Heating up cancer research


Scientists have been trying to put the heat on cancer since Hippocrates practiced medicine.

Unfortunately, most techniques scientists have studied to superheat cancer cells do too much damage to be practical.

But now, Virginia Tech engineering researchers may have found a way to give tumors a fatal fever while keeping the surrounding tissue more comfortably cool.

They’ve used the technique in cell cultures and animal models.

Here’s how it would work in people.

A liquid full of nanoparticles called ferrofluid would be intravenously given to a cancer patient.

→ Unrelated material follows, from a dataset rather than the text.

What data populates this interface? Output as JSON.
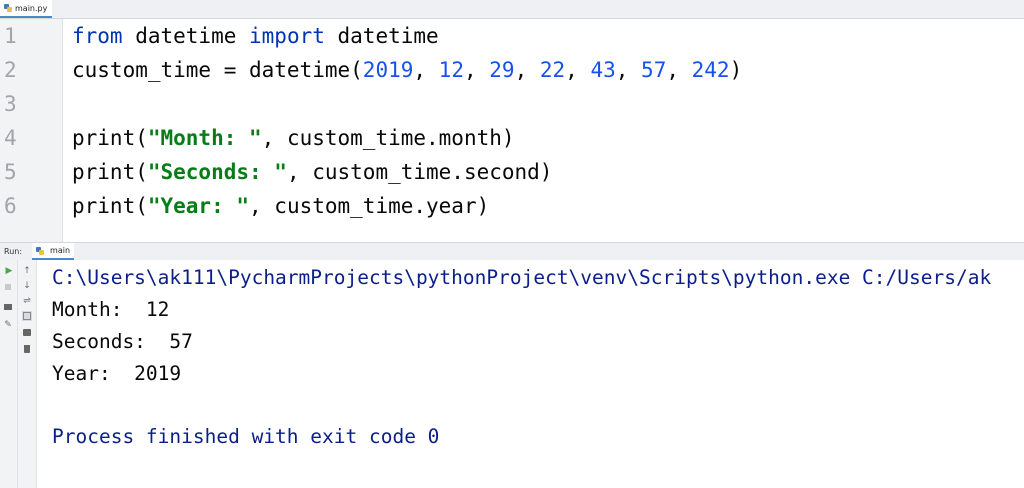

Note “ferro,” from the Latin “ferrum,” which means “iron.”

The particles are highly responsive to magnetic fields.

When doctors project a magnetic field onto the tumor, the nanoparticles … each one smaller than a billionth of a meter … are actually drawn into the cancerous tissue by magnetic attraction.

Now it gets exciting.

By rapidly alternating the polarity of the magnetic field, the nanoparticles start spinning. The cancer heats up like water in a microwave.

When this happens, scientists have essentially given the tumor a fever that can go as high as 113 degrees Fahrenheit.

The magnetic movement is kept up for about thirty minutes. Scientists believe the higher temperature is enough to slow or halt the growth of the cancer. The key is keeping the surrounding cells cooler than 104 degrees.

Far more research is needed into whether the treatment would be safe for people. Scientists want to do more experiments using the technique against different types of cancer cells in cultures.

They call the process magnetic fluid hyperthermia, which they have further nicknamed “thermotherapy.”

“Healing hot nanoparticles” must have been taken.